We noted a portion of his external oblique muscle just inferior to the crosswise portion of the laparotomy, lateral to the Vicryl mesh, that appeared to be nonviable. This was sharply debrided back to viable tissue and removed. Likewise, subcutaneous fat in the superior portion of the wound also appeared nonviable, and this was sharply debrided and removed. We also checked the fascia for separation of the subcutaneous tissue from the fascia and all of the flaps around, and in general, we noted that there was no additional separation that had occurred. In short, it appeared that the necrotizing soft tissue infection had been adequately debrided yesterday and only a relatively small amount of additional debridement was needed today. We checked the wound completely for hemoptysis.

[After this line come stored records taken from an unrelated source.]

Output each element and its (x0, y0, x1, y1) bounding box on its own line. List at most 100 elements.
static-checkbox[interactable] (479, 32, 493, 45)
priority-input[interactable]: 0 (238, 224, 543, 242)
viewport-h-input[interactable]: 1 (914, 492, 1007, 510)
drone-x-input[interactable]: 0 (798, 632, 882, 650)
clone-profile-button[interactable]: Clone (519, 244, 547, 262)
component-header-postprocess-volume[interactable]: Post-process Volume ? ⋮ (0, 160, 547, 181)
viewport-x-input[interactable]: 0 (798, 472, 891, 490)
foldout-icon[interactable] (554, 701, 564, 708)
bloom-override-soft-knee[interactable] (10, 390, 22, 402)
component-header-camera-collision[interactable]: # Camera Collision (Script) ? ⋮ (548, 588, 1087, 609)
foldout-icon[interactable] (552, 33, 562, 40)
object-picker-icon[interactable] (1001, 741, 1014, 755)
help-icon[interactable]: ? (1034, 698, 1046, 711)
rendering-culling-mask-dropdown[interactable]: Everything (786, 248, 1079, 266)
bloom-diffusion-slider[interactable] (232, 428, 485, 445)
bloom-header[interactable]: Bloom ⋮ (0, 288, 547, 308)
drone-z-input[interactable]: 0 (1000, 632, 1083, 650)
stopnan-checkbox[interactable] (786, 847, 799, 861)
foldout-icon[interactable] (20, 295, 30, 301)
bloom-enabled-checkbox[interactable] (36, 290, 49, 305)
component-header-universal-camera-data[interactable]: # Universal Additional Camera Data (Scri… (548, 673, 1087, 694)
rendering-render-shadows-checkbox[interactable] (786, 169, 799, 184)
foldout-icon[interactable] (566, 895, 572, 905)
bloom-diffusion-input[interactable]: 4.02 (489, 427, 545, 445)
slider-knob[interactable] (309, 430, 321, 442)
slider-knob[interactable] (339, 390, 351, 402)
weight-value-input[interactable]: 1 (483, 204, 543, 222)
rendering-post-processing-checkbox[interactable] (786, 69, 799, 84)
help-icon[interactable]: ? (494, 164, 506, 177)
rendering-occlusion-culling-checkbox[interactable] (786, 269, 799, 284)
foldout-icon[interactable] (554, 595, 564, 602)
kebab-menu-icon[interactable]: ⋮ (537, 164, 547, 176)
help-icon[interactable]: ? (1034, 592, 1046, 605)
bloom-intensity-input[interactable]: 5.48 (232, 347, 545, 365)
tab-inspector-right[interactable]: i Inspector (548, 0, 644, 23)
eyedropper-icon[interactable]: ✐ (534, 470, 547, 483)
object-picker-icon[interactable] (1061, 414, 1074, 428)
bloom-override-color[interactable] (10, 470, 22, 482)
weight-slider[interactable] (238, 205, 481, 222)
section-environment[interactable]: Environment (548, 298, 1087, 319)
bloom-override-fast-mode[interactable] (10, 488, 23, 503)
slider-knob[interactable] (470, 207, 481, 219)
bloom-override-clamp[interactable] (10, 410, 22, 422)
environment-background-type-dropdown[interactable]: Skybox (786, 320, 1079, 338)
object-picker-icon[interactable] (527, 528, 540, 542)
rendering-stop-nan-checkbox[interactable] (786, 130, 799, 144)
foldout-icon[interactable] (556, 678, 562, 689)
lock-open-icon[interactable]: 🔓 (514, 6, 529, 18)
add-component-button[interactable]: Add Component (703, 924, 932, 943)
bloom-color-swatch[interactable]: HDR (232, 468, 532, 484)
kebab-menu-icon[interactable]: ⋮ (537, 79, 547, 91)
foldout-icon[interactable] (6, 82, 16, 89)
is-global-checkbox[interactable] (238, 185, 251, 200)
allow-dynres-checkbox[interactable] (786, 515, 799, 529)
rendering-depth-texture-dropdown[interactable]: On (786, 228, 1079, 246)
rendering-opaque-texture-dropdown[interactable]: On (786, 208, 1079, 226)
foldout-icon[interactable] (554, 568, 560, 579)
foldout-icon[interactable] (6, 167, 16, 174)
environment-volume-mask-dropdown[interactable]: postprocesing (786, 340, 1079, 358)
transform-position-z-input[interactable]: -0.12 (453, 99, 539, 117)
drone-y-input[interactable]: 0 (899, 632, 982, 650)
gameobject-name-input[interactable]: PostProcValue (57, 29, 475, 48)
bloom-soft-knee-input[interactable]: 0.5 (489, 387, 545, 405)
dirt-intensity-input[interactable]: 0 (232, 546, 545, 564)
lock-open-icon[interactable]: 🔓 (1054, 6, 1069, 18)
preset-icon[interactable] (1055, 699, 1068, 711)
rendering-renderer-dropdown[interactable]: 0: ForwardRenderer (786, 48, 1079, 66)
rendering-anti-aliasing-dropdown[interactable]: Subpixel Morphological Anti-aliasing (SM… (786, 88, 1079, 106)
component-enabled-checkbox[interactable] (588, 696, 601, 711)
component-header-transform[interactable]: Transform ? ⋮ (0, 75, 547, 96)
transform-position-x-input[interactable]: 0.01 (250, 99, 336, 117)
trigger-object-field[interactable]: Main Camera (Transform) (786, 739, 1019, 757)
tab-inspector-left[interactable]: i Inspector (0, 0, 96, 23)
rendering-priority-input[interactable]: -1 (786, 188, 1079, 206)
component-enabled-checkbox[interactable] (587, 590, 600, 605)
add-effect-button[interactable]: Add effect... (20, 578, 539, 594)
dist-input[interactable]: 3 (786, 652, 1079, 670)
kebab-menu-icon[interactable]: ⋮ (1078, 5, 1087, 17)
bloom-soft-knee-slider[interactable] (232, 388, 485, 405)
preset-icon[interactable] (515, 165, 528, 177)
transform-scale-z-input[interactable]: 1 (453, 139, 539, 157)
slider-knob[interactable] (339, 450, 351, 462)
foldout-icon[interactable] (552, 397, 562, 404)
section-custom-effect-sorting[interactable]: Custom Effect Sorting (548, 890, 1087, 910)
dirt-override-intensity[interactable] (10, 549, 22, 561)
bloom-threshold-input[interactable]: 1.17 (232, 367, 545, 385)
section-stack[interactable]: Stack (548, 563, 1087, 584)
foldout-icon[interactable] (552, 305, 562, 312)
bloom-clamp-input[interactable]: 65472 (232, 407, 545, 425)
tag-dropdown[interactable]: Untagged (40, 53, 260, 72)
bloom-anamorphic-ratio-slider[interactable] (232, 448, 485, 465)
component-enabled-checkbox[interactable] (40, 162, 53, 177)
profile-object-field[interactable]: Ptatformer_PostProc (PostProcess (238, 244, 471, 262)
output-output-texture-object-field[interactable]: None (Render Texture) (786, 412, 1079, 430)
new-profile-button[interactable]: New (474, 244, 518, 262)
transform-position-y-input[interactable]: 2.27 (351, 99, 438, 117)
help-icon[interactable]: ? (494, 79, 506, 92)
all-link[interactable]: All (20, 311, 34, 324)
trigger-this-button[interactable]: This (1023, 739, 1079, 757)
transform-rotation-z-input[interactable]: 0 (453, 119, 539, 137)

We then turned our attention to the abdomen. The temporary plastic sheeting was removed from the abdomen. An inflammatory exudate was present over the anterior abdominal wall contents. Finger sweep was used to break up these forming adhesions. We explored especially the right lower quadrant looking for evidence of leak from the ileocolic anastomosis. No feculent material or succuss was seen or returned in this area.

We also then explored the underside of each of the fascia laterally, on either side superiorly and inferiorly in the wound, looking for evidence of fasciitis on the underside of the anterior abdominal wall fascia and found none. A piece of transplant base and slush liner was then brought up on the field and was cut to size and was placed underlying the fascia in all four quadrants and underlying the Vicryl mesh that was in the right lower quadrant. This was done to keep the small bowel and colon from adhering to the anterior abdominal wall fascia.

Once this was in place, each of the pockets of the wound was then tucked with Kerlix. Large flaps of skin were then brought together in a temporary retention fashion with #2 nylon sutures just to temporarily close the skin. Two Jackson-Pratt drains were used to overlie the Kerlix, and this was covered with a sterile towel. An Ioban then covered the entire dressing. The Ioban was reinforced at any leaking points with Tegaderm. The drains were placed to suction to create a vacuum effect. This appeared to control the wound well. The patient was then transferred to the bed and returned to the intensive care unit in critical condition under the care of anesthesia and surgical staff.